最低滞在期間7日の意味は?上限はあるのか?

最低6泊7日の滞在が必要です。滞在期間の上限はありません。2泊3日に緩和される予定

25㎡の図り方は?

壁心(上から見た壁の厚みや柱の中心線から、その囲まれた床面積)です。面積は、台所、トイレ、風呂、クローゼットを含む、ベランダは含みません。

マンション又は戸建てで、居住しながら、一部の部屋のみを滞在施設として認定を受けることはできるか。

居室と併せて風呂、トイレ、台所を賃貸借により滞在者に独占的に使用させることが必要であり、施設の持ち主が居住しながら、ホームステイのような形態で一部の部屋のみを貸すことはできません。

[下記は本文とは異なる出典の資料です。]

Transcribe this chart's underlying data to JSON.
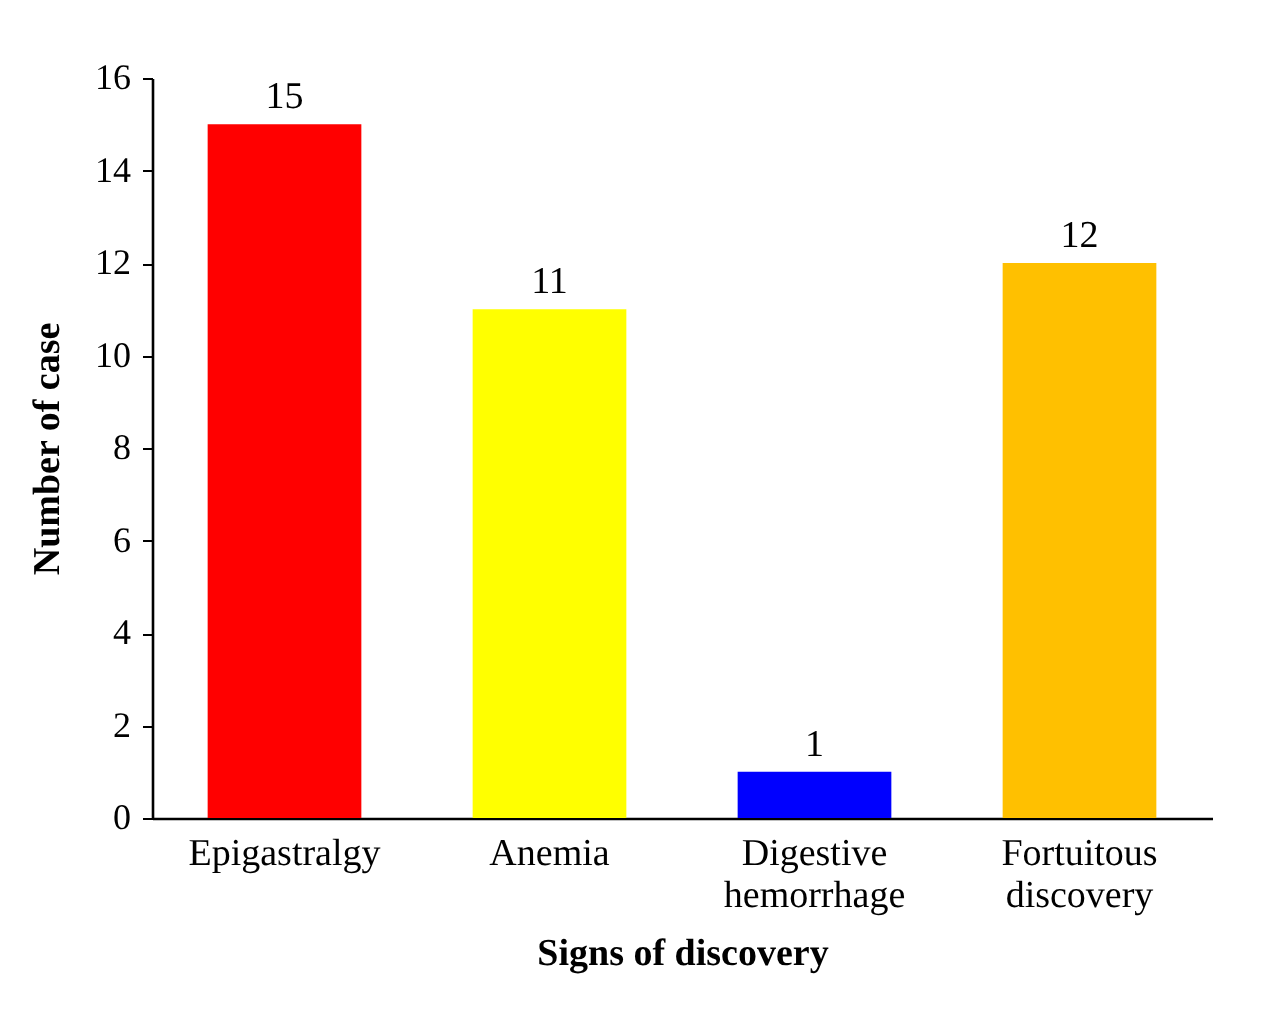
{
  "chart_data": {
    "type": "bar",
    "xlabel": "Signs of discovery",
    "ylabel": "Number of case",
    "categories": [
      "Epigastralgy",
      "Anemia",
      "Digestive hemorrhage",
      "Fortuitous discovery"
    ],
    "values": [
      15,
      11,
      1,
      12
    ],
    "colors": [
      "#ff0000",
      "#ffff00",
      "#0000ff",
      "#ffc000"
    ],
    "ylim": [
      0,
      16
    ],
    "yticks": [
      0,
      2,
      4,
      6,
      8,
      10,
      12,
      14,
      16
    ],
    "grid": false,
    "data_labels": true
  }
}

マンションや戸建てで、風呂、トイレ、台所を共用で、個室を別々の契約で貸すことは可能か?

居室と併せて風呂、トイレ、台所を賃貸借により滞在者も独占的に使用させることが必要であり、戸建一棟、あるいは居室全体を 1 契約で貸すことは可能ですが、個室を別々の契約で貸すことはできません。

特区地域内では、民泊が合法化されるのか?

本事業の認定を受ければ旅館業法の適用除外として事業を実施することができますが、認定を受けず、また、旅館業法の許可を得ないで、「宿泊料を受けて、人に寝具を使用して施設を利用させる営業」を行うことは旅館業法違
反となり、できません。

認定対象は、居室か?棟単位か?

同一事業者であれば、棟単位で、居室を特定して認定します。(同じ棟で部屋を追加する場合は変更認定)

 今後の動向

取り締まりがどの程度強化されるかが、まだわかりませんが、まずは事業規模の大きな民泊業者が対象になっていくでしょう。

京都市では、本格的に取り締まりが始まっていて、まずは大規模に事業展開していた業者から摘発されていきました。

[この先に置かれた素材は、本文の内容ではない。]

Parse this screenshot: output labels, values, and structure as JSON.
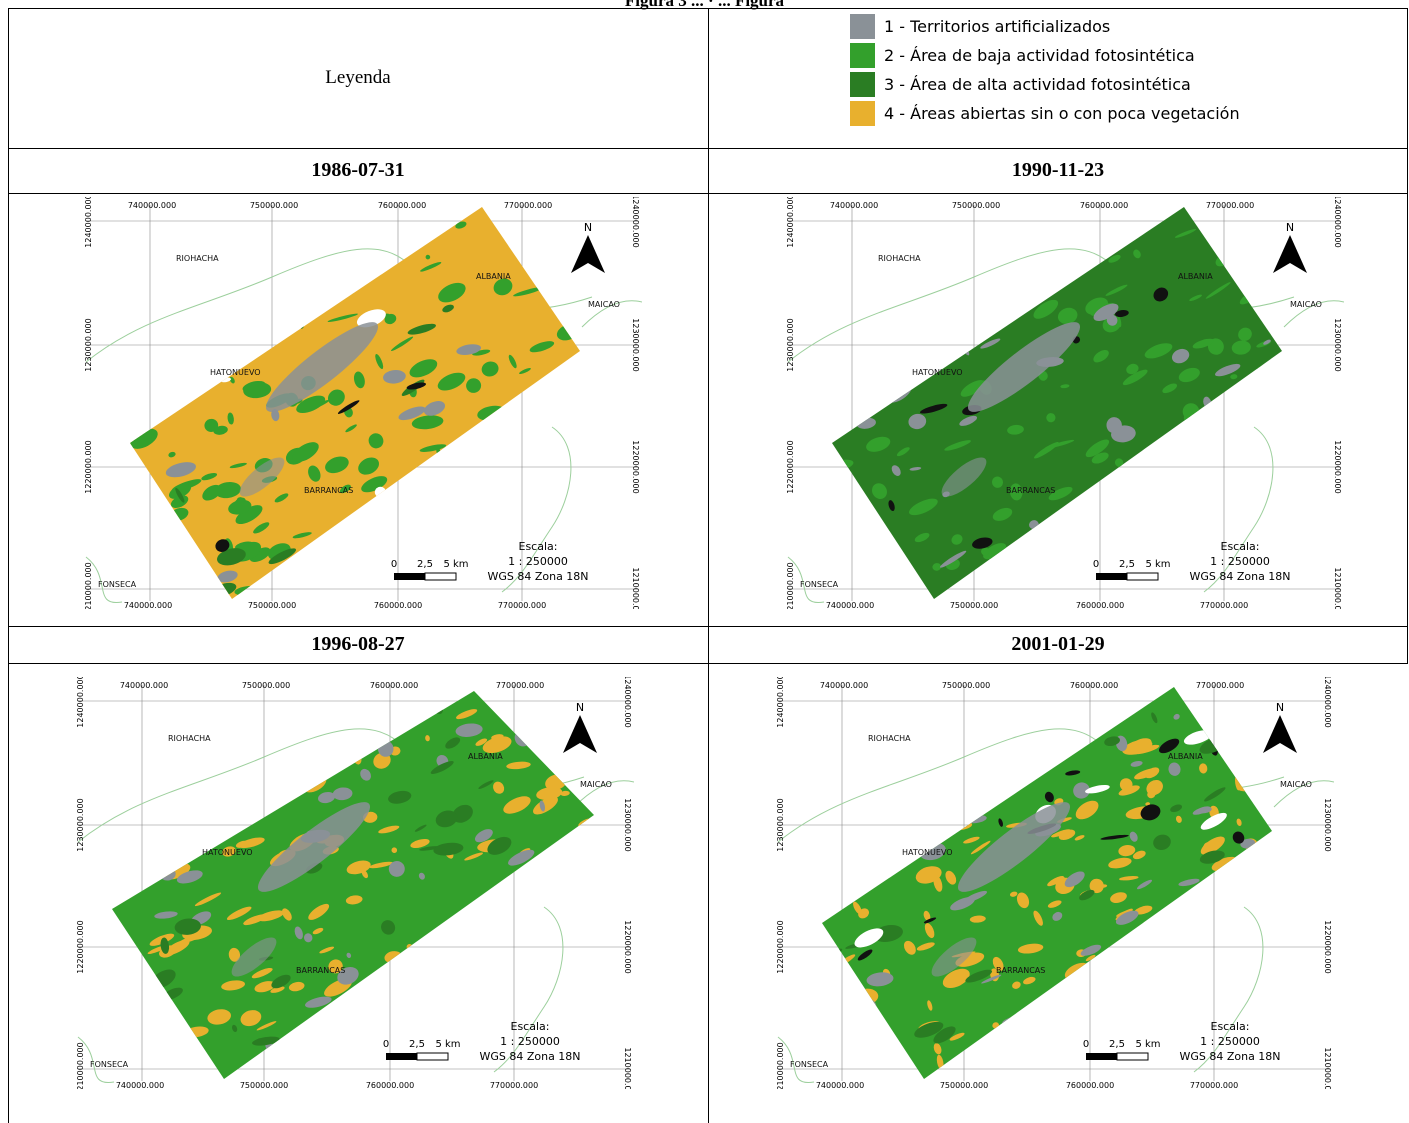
{
  "caption_fragment": "Figura 3 ... · ... Figura",
  "legend": {
    "title": "Leyenda",
    "items": [
      {
        "label": "1 - Territorios artificializados",
        "color": "#8a9197"
      },
      {
        "label": "2 - Área de baja actividad fotosintética",
        "color": "#33a02c"
      },
      {
        "label": "3 - Área de alta actividad fotosintética",
        "color": "#2a7d23"
      },
      {
        "label": "4 - Áreas abiertas sin o con poca vegetación",
        "color": "#e8b02e"
      }
    ]
  },
  "maps": [
    {
      "date": "1986-07-31",
      "dominant": "open"
    },
    {
      "date": "1990-11-23",
      "dominant": "high"
    },
    {
      "date": "1996-08-27",
      "dominant": "low"
    },
    {
      "date": "2001-01-29",
      "dominant": "mixed"
    }
  ],
  "map_labels": {
    "x_ticks": [
      "740000.000",
      "750000.000",
      "760000.000",
      "770000.000"
    ],
    "y_ticks_left": [
      "1240000.000",
      "1230000.000",
      "1220000.000",
      "1210000.000"
    ],
    "y_ticks_right": [
      "1240000.000",
      "1230000.000",
      "1220000.000",
      "1210000.0"
    ],
    "places": [
      "RIOHACHA",
      "ALBANIA",
      "MAICAO",
      "HATONUEVO",
      "BARRANCAS",
      "FONSECA"
    ],
    "north": "N",
    "scalebar": {
      "zero": "0",
      "mid": "2,5",
      "end": "5 km"
    },
    "scale_title": "Escala:",
    "scale_ratio": "1 : 250000",
    "crs": "WGS 84 Zona 18N"
  }
}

警察がどの程度関与していくかですが、行政はやる時はやるので、あと5年もしたら違法民泊業者は一掃されている可能性があります。

外国人の運営している違法民泊も、徐々に摘発されていくでしょう。

併せて簡易宿所の許可要件が緩和される可能性があります。

大阪市内では、中規模ホテルの建設が相次いでおり、ホテル業界としては大規模な投資をする以上、民泊が増え続けるのは困ります。

大阪市側としては、無秩序に違法民泊が増えると住環境に与える影響も大きいので、簡易宿所と特区民泊は認めるが、他の違法民泊を取り締まることによって、住環境の保全とホテル業界との利益衡量を図るのではないでしょうか。